Reputation: 5123
This is my current unsatisfactory solution to the problem of manipulating the values passed to the subclass constructor before passing onto the superclass constructor,
class MissingItemsException(items: Set[String], itemsCategory: String)
extends RuntimeException(MissingItemsException.makeMessage(items, itemsCategory))
private object MissingItemsException {
private def makeMessage(items: Set[String], itemsCategory: String): String = {
/* Format set as ['α','β','γ'] */
val Items = items mkString ("['", "','", "']")

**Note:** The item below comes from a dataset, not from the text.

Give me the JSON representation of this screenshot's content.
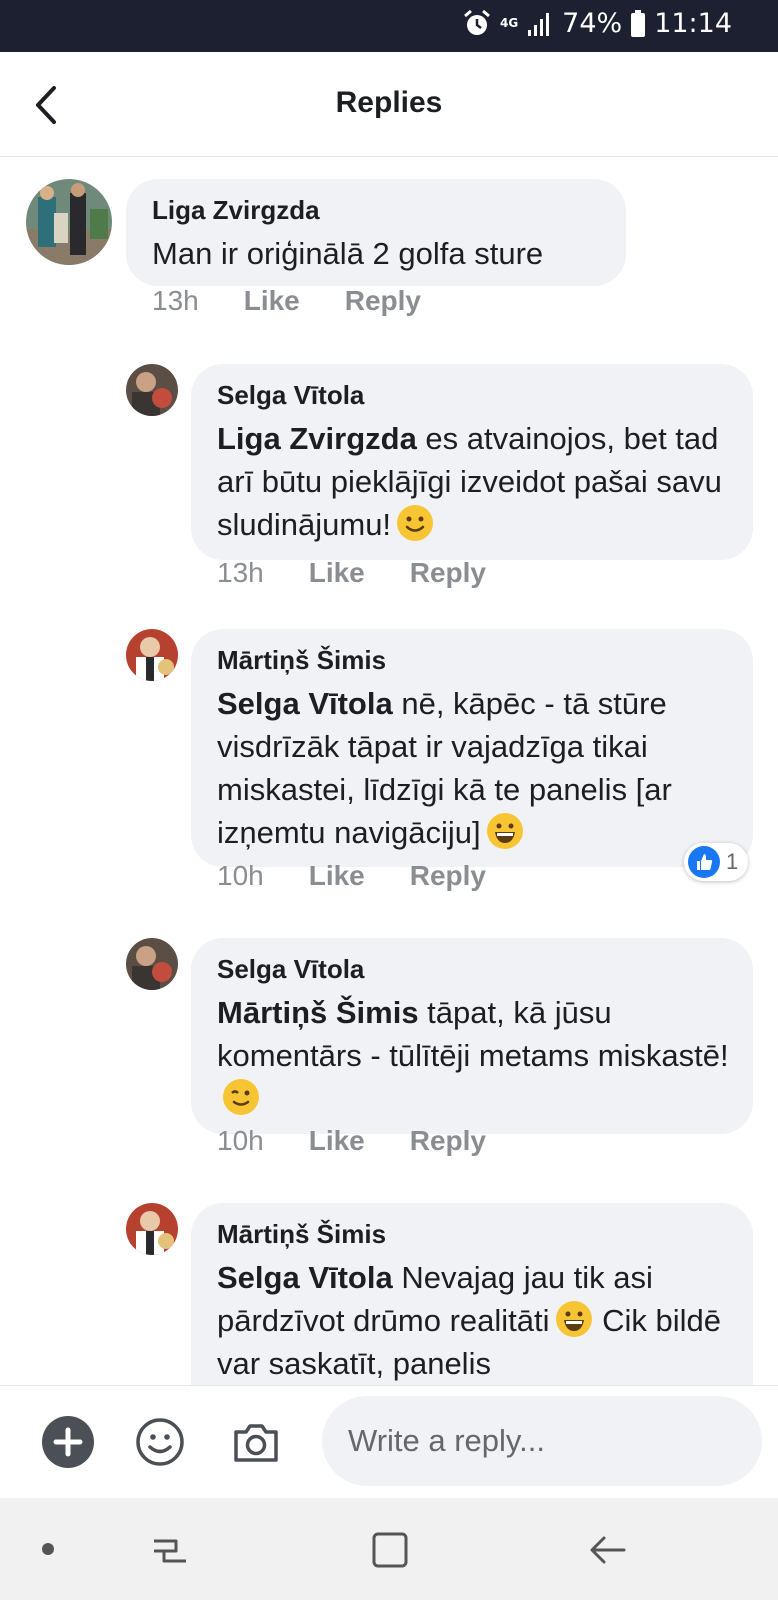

"the following items %s were missing from '%s'" format (items, itemsCategory)
}
}
Is there a way of factoring out the transformation so that the transformation code remains close to the point of use while keeping the code legible?
Upvotes: 2
Views: 88
Reputation: 14073
You can use an early initializer:
class MissingItemsException(items: Set[String], itemsCategory: String) extends {
val customMessage = {
val Items = items mkString ("['", "','", "']")
"the following items %s were missing from '%s'" format (items, itemsCategory)
}
} with RuntimeException( customMessage );
It's bizarre that it even compiles, from an old-fashioned lexical scoping perspective. But compile it does, and it does what you want! Whether it's "better" than your solution is a matter of taste, though.